You're sober right now? Hold on, this calls for some of these...


----------



## tckfui (Nov 21, 2007)

haha thoes guys are silly!
wow... I never noticed that was rick james... I always thought it was a hasidic jew with that big har, and the coat and all that... ... the things you see when sober... its almost like being high... but oposit...


----------



## mastakoosh (Nov 21, 2007)

god i love those damn things. wuh wait j-lo, that booty it is so round. why, no j-lo has thickness.


----------



## tckfui (Nov 21, 2007)

what damn things do you love? crack whores?
... j-lo is kind of cool, but... for now... its ok for me to say what I said... because I said it... what did I say anyway?


----------



## kindprincess (Nov 21, 2007)

tckfui said:


> what damn things do you love? crack whores?
> ... j-lo is kind of cool, but... for now... its ok for me to say what I said... because I said it... what did I say anyway?

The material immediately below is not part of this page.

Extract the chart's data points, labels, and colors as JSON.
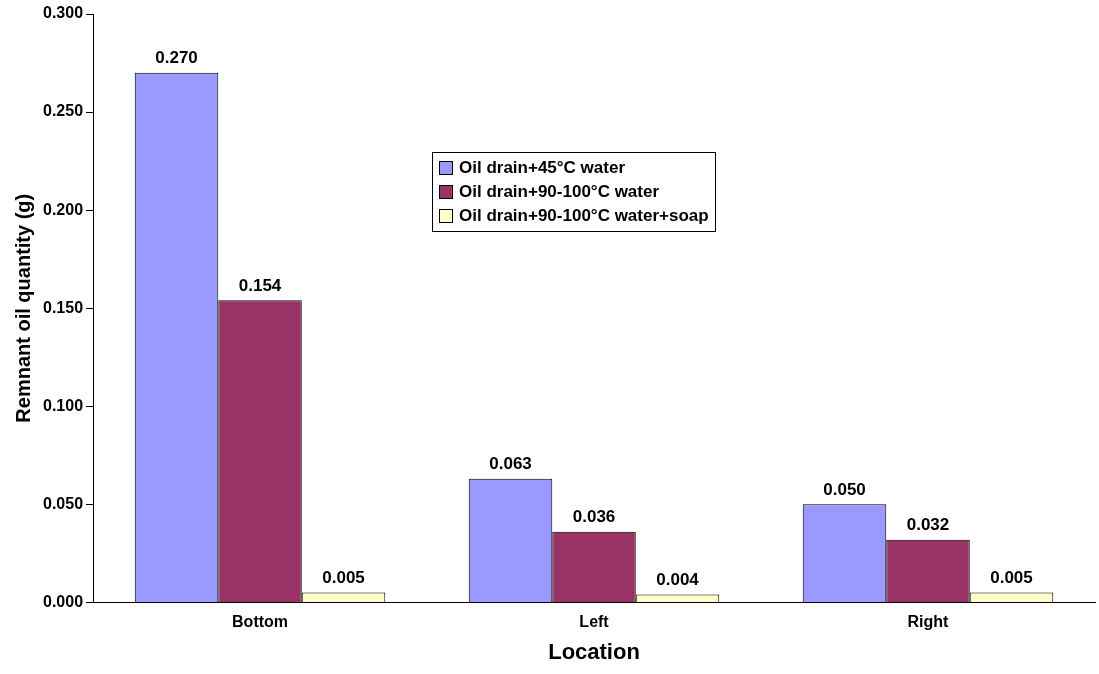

that's classified; i'd tell you, but then i'd have to kill you...


----------



## tckfui (Nov 22, 2007)

... i didnt say nuthin...


----------



## kindprincess (Nov 22, 2007)

tckfui said:


> ... i didnt say nuthin...


lol


----------



## abudsmoker (Nov 22, 2007)

this is so much better than talking about needing more mods.


----------



## kindprincess (Nov 22, 2007)

abud! how the hell are you?!? 

how'd things work out?


----------



## abudsmoker (Nov 22, 2007)

still trucking along, had to restructure after a peice of the pie got spoiled, life is good garden is fair. 

good to see you! NAKED


----------



## kindprincess (Nov 22, 2007)

abudsmoker said:


> still trucking along, had to restructure after a peice of the pie got spoiled, life is good garden is fair.
> 
> good to see you! NAKED


lol 

what a nite babe... lol

no, that's not me. i didn't want to blind anyone.... 

i'm so glad to hear you're well! i've been worried about you, believe it or not


----------



## abudsmoker (Nov 22, 2007)

i was thinking about russ anyone get a update?


----------



## tckfui (Nov 22, 2007)

... my grandmother was dutch Irish and my grandfather was lesbian. that makes me quarter lesbian


----------



## GoodFriend (Nov 22, 2007)

abudsmoker said:


> i was thinking about russ anyone get a update?


he was hanging out on the live chat and i had a few words with him

he's waiting for court, but he's out and about now... doing ok... apparently the ol lady did him in...

i wish him all the best though!


----------